With Shodopia, every panel was 9 feet by 12 feet. To produce each one, Malerba first had to move the furniture out of the way in her living room, prep the floor so she wouldn’t make a mess, create her art, move the furniture back, and carefully clean up after herself—every time. “I had to do so much work just to make things happen,” she says. “I had to do a lot of planning, and a lot of organization.” But this is how it’s always been.
During her upbringing in Puglia, Malerba’s mother was obsessed with cleanliness and order. She disliked her daughter experimenting with any type of art projects in the house, whether that was painting or sewing textile designs. Whenever her mother left for an errand, Malerba would rush to create. She’d take out the sewing machine and fabric, drape it over her body in front of a mirror as if she were the mannequin, and make a skirt in two hours, then meticulously put everything away. Or she’d organize her colors, water, easel and canvas, paint without worrying about perfection, then clean up the evidence before her mother returned.
These restrictions taught her invaluable lessons, and allowed her to create simply. “I learned to create even when I’m not so creative,” Malerba says. “It’s about discipline. Sometimes it comes out beautiful. Sometimes it surprises me. Sometimes it’s not what you want. Sometimes it’s awesome. But it’s all a process.”
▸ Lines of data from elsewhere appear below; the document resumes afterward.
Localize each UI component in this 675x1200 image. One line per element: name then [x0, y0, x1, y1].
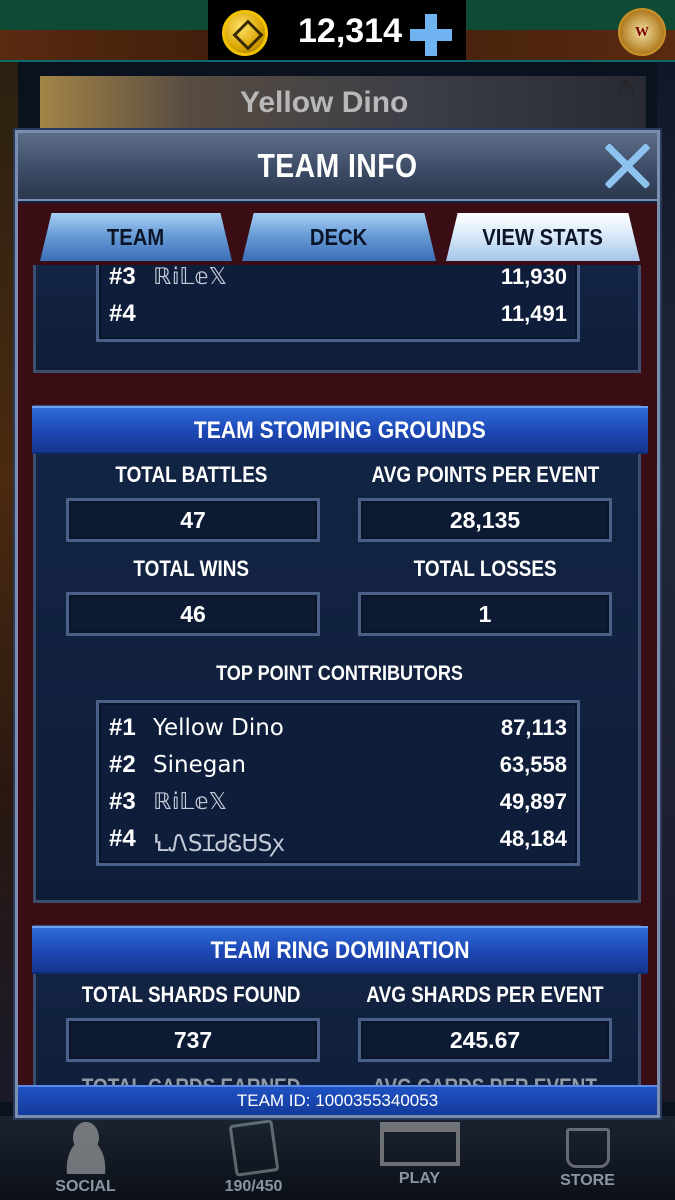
rank-name: ℝ𝕚𝕃𝕖𝕏	[153, 265, 228, 290]
nav-store-label: STORE	[560, 1172, 615, 1189]
avg-points-label: AVG POINTS PER EVENT	[340, 462, 630, 488]
cards-icon	[228, 1119, 279, 1177]
bottom-nav: SOCIAL 190/450 PLAY STORE	[0, 1116, 675, 1200]
tab-view-stats-label: VIEW STATS	[482, 224, 604, 250]
team-ranking-card: #3 ℝ𝕚𝕃𝕖𝕏 11,930 #4 11,491	[33, 265, 641, 373]
rank-number: #4	[109, 825, 136, 852]
avg-cards-label-text: AVG CARDS PER EVENT	[373, 1074, 598, 1085]
list-item: #2 Sinegan 63,558	[99, 746, 577, 783]
store-icon	[565, 1128, 610, 1168]
total-shards-value: 737	[66, 1018, 320, 1062]
top-contributors-label: TOP POINT CONTRIBUTORS	[36, 662, 644, 686]
coin-icon	[222, 10, 268, 56]
tab-deck-label: DECK	[310, 224, 368, 250]
modal-header: TEAM INFO	[18, 133, 657, 201]
total-losses-label-text: TOTAL LOSSES	[413, 556, 557, 581]
top-contributors-label-text: TOP POINT CONTRIBUTORS	[216, 662, 464, 685]
close-icon[interactable]	[602, 139, 654, 191]
rank-number: #3	[109, 265, 136, 290]
team-info-modal: TEAM INFO TEAM DECK VIEW STATS #3 ℝ𝕚𝕃𝕖𝕏 …	[15, 130, 660, 1118]
total-losses-label: TOTAL LOSSES	[340, 556, 630, 582]
rank-score: 87,113	[500, 715, 567, 740]
avg-shards-value: 245.67	[358, 1018, 612, 1062]
tabs-bar: TEAM DECK VIEW STATS	[18, 203, 657, 265]
avg-points-label-text: AVG POINTS PER EVENT	[371, 462, 599, 487]
rank-name: Yellow Dino	[153, 715, 284, 741]
plus-icon[interactable]	[408, 12, 454, 58]
nav-social-label: SOCIAL	[55, 1178, 116, 1195]
ring-domination-title: TEAM RING DOMINATION	[32, 926, 648, 974]
stomping-grounds-title: TEAM STOMPING GROUNDS	[32, 406, 648, 454]
avg-cards-label: AVG CARDS PER EVENT	[340, 1074, 630, 1085]
tab-team[interactable]: TEAM	[40, 213, 232, 261]
rank-score: 63,558	[499, 752, 567, 777]
top-contributors-list: #1 Yellow Dino 87,113 #2 Sinegan 63,558 …	[96, 700, 580, 866]
total-shards-label: TOTAL SHARDS FOUND	[46, 982, 336, 1008]
team-id-footer: TEAM ID: 1000355340053	[18, 1085, 657, 1115]
rank-score: 48,184	[499, 826, 567, 851]
avg-shards-label: AVG SHARDS PER EVENT	[340, 982, 630, 1008]
rank-number: #4	[109, 300, 136, 327]
social-icon	[55, 1122, 116, 1174]
rank-score: 11,491	[500, 301, 567, 326]
total-cards-label: TOTAL CARDS EARNED	[46, 1074, 336, 1085]
rank-name: ℝ𝕚𝕃𝕖𝕏	[153, 789, 228, 815]
avg-shards-label-text: AVG SHARDS PER EVENT	[366, 982, 604, 1007]
modal-title: TEAM INFO	[257, 147, 418, 184]
ring-icon	[379, 1122, 460, 1166]
tab-deck[interactable]: DECK	[242, 213, 436, 261]
nav-cards-label: 190/450	[224, 1178, 283, 1195]
nav-play[interactable]: PLAY	[352, 1116, 487, 1200]
total-shards-label-text: TOTAL SHARDS FOUND	[81, 982, 301, 1007]
total-cards-label-text: TOTAL CARDS EARNED	[82, 1074, 301, 1085]
background-team-name: Yellow Dino	[240, 86, 409, 119]
total-wins-label-text: TOTAL WINS	[133, 556, 249, 581]
wwe-crest-icon[interactable]: W	[618, 8, 666, 56]
nav-social[interactable]: SOCIAL	[18, 1116, 153, 1200]
coin-amount: 12,314	[298, 12, 402, 50]
list-item: #3 ℝ𝕚𝕃𝕖𝕏 11,930	[99, 265, 577, 295]
total-battles-label-text: TOTAL BATTLES	[114, 462, 268, 487]
coin-counter: 12,314	[208, 0, 466, 60]
rank-number: #1	[109, 714, 136, 741]
nav-cards[interactable]: 190/450	[186, 1116, 321, 1200]
rank-number: #3	[109, 788, 136, 815]
total-losses-value: 1	[358, 592, 612, 636]
nav-store[interactable]: STORE	[520, 1116, 655, 1200]
total-battles-value: 47	[66, 498, 320, 542]
rank-number: #2	[109, 751, 136, 778]
team-ranking-list: #3 ℝ𝕚𝕃𝕖𝕏 11,930 #4 11,491	[96, 265, 580, 342]
list-item: #1 Yellow Dino 87,113	[99, 709, 577, 746]
rank-name: Sinegan	[153, 752, 246, 778]
nav-play-label: PLAY	[398, 1170, 441, 1187]
total-wins-label: TOTAL WINS	[46, 556, 336, 582]
tab-team-label: TEAM	[107, 224, 165, 250]
warning-icon: ⚠	[616, 76, 636, 101]
tab-view-stats[interactable]: VIEW STATS	[446, 213, 640, 261]
avg-points-value: 28,135	[358, 498, 612, 542]
rank-score: 49,897	[499, 789, 567, 814]
list-item: #4 ꝆᏁЅꞮᏧᏋᏌЅꭗ 48,184	[99, 820, 577, 857]
ring-domination-title-text: TEAM RING DOMINATION	[210, 937, 470, 964]
list-item: #3 ℝ𝕚𝕃𝕖𝕏 49,897	[99, 783, 577, 820]
stomping-grounds-title-text: TEAM STOMPING GROUNDS	[194, 417, 486, 444]
total-battles-label: TOTAL BATTLES	[46, 462, 336, 488]
list-item: #4 11,491	[99, 295, 577, 332]
rank-name: ꝆᏁЅꞮᏧᏋᏌЅꭗ	[153, 831, 285, 857]
rank-score: 11,930	[500, 265, 567, 289]
stats-scroll-area[interactable]: #3 ℝ𝕚𝕃𝕖𝕏 11,930 #4 11,491 TEAM STOMPING …	[18, 265, 657, 1085]
stomping-grounds-card: TEAM STOMPING GROUNDS TOTAL BATTLES AVG …	[32, 405, 648, 903]
total-wins-value: 46	[66, 592, 320, 636]
ring-domination-card: TEAM RING DOMINATION TOTAL SHARDS FOUND …	[32, 925, 648, 1085]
That’s why there’s so much excitement, some of it daunting, surrounding her new studio. Because finally, there are no restrictions. “One could say, ‘It’s totally easy for you to create now,’” Malerba says, as she gets ready to move into the new space this fall. “Could that be something that I don’t know how to approach? Maybe it’s too much in the beginning? It’s all the freedom I’ve never had. I’m excited to see the other side of myself—the other side that’s going to experience something that’s completely new for me.”
Malerba wonders if she’ll still be super organized, or if her creative process will be more messy, free and loose. Above all, she’s curious how this will influence her work. She’s invited a handful of artists to paint the wood floor of her studio—all 1,200 square feet—with a graffiti-type mural to bring her studio alive.
As for her next project, Malerba isn’t certain what’s to come. “Of course, I have ideas,” she says. “But I want to see what the space is going to tell me to do. It happens all the time, and when the answer doesn’t come immediately, that means you have to elaborate. It will come in some way.”